A happy man on a green line going up and a scared man hanging from a red line going down

Stock market gains and retirement savers’ good feelings about stock funds pushed up U.S. asset totals in the second quarter.

The overall total increased by 4.1% between the second quarter of 2023 and the latest quarter, to $2.4 trillion, according to the Investment Company Institute.

Fixed annuity assets fell 4.3%, to $551 billion.

Variable annuity assets increased by 6.8%, year over year, to $1.9 trillion.

The amount of variable annuity assets held inside individual retirement arrangements and employer-sponsored defined contribution plans increased by 8.6%, to $541 billion, and the amount held outside retirement accounts grew 6.2%, to $1.35 trillion.
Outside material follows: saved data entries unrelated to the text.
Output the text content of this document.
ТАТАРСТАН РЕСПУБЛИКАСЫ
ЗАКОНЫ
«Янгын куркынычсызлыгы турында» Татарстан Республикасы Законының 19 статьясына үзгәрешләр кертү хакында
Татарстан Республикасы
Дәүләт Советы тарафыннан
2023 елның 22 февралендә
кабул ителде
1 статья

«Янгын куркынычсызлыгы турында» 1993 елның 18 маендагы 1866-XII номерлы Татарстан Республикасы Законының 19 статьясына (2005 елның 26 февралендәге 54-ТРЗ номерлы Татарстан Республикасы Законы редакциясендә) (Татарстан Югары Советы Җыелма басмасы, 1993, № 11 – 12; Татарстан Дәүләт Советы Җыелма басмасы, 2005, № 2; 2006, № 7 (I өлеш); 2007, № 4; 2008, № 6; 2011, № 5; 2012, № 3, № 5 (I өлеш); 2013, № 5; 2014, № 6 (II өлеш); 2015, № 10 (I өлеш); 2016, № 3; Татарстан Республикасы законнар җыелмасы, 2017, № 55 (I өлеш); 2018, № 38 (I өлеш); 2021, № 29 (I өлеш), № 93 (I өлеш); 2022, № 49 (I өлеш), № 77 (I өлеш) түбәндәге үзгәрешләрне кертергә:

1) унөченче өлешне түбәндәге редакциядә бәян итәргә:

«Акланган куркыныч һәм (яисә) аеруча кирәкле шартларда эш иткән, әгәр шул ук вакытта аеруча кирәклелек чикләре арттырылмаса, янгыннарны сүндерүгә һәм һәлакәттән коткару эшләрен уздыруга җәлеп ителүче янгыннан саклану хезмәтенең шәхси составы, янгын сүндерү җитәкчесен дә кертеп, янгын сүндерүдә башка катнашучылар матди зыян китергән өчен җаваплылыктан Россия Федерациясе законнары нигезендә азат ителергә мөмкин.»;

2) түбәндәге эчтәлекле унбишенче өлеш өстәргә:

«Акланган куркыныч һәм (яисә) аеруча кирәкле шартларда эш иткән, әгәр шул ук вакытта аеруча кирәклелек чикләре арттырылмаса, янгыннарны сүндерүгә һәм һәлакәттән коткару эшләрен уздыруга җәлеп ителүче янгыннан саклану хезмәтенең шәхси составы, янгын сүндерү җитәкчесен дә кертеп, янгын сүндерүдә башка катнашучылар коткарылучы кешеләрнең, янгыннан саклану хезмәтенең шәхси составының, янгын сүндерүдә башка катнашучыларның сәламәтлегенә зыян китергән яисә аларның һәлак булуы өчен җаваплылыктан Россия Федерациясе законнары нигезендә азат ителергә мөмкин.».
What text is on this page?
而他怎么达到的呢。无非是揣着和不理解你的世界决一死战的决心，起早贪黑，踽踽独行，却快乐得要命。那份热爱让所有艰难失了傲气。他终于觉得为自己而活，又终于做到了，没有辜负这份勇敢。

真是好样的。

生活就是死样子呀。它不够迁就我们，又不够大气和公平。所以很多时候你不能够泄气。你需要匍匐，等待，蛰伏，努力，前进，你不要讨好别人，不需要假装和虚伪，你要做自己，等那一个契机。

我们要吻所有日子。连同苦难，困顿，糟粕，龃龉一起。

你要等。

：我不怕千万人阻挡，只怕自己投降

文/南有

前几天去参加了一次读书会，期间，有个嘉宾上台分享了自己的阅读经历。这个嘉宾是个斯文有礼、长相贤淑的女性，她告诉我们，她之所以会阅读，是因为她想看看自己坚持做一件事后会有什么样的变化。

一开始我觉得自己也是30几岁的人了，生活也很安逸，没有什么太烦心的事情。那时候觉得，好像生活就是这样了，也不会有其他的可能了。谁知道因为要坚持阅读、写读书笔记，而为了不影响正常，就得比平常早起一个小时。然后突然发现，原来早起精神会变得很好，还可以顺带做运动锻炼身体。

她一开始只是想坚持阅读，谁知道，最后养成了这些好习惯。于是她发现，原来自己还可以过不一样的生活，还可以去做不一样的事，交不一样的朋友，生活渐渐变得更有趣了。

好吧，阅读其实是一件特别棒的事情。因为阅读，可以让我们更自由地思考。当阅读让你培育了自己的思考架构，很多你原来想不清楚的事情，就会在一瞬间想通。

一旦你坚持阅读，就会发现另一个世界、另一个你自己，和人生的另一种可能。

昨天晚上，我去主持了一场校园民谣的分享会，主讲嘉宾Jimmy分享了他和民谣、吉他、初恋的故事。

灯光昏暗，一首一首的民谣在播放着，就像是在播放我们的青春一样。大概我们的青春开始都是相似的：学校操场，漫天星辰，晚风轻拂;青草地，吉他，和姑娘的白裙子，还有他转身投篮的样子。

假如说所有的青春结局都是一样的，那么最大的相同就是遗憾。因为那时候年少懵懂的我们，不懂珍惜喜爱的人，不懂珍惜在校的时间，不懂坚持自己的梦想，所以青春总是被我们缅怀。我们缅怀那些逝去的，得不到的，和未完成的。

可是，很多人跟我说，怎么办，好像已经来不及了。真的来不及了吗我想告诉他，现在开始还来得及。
The amount of assets held in variable annuity stock funds outside of retirement accounts climbed $67 billion, and that accounted for about half of the growth in the overall variable annuity asset total.

What it means: Clients are seeing nice increases in variable annuity value.

Insurers that promised to buffer some or all of the increases in value against losses are having to find ways to hedge more variable annuity asset value.

The numbers: The ICI asset totals for annuities reflect only assets, not flows of assets into or out of annuities.

The asset totals could be affected by many forces, including new annuity contract sales; moves by employers or individual annuity owners to add deposits to their annuities; investment losses and gains; regular, planned withdrawals of retirement income; and early, unplanned withdrawals by annuity owners who needed the cash.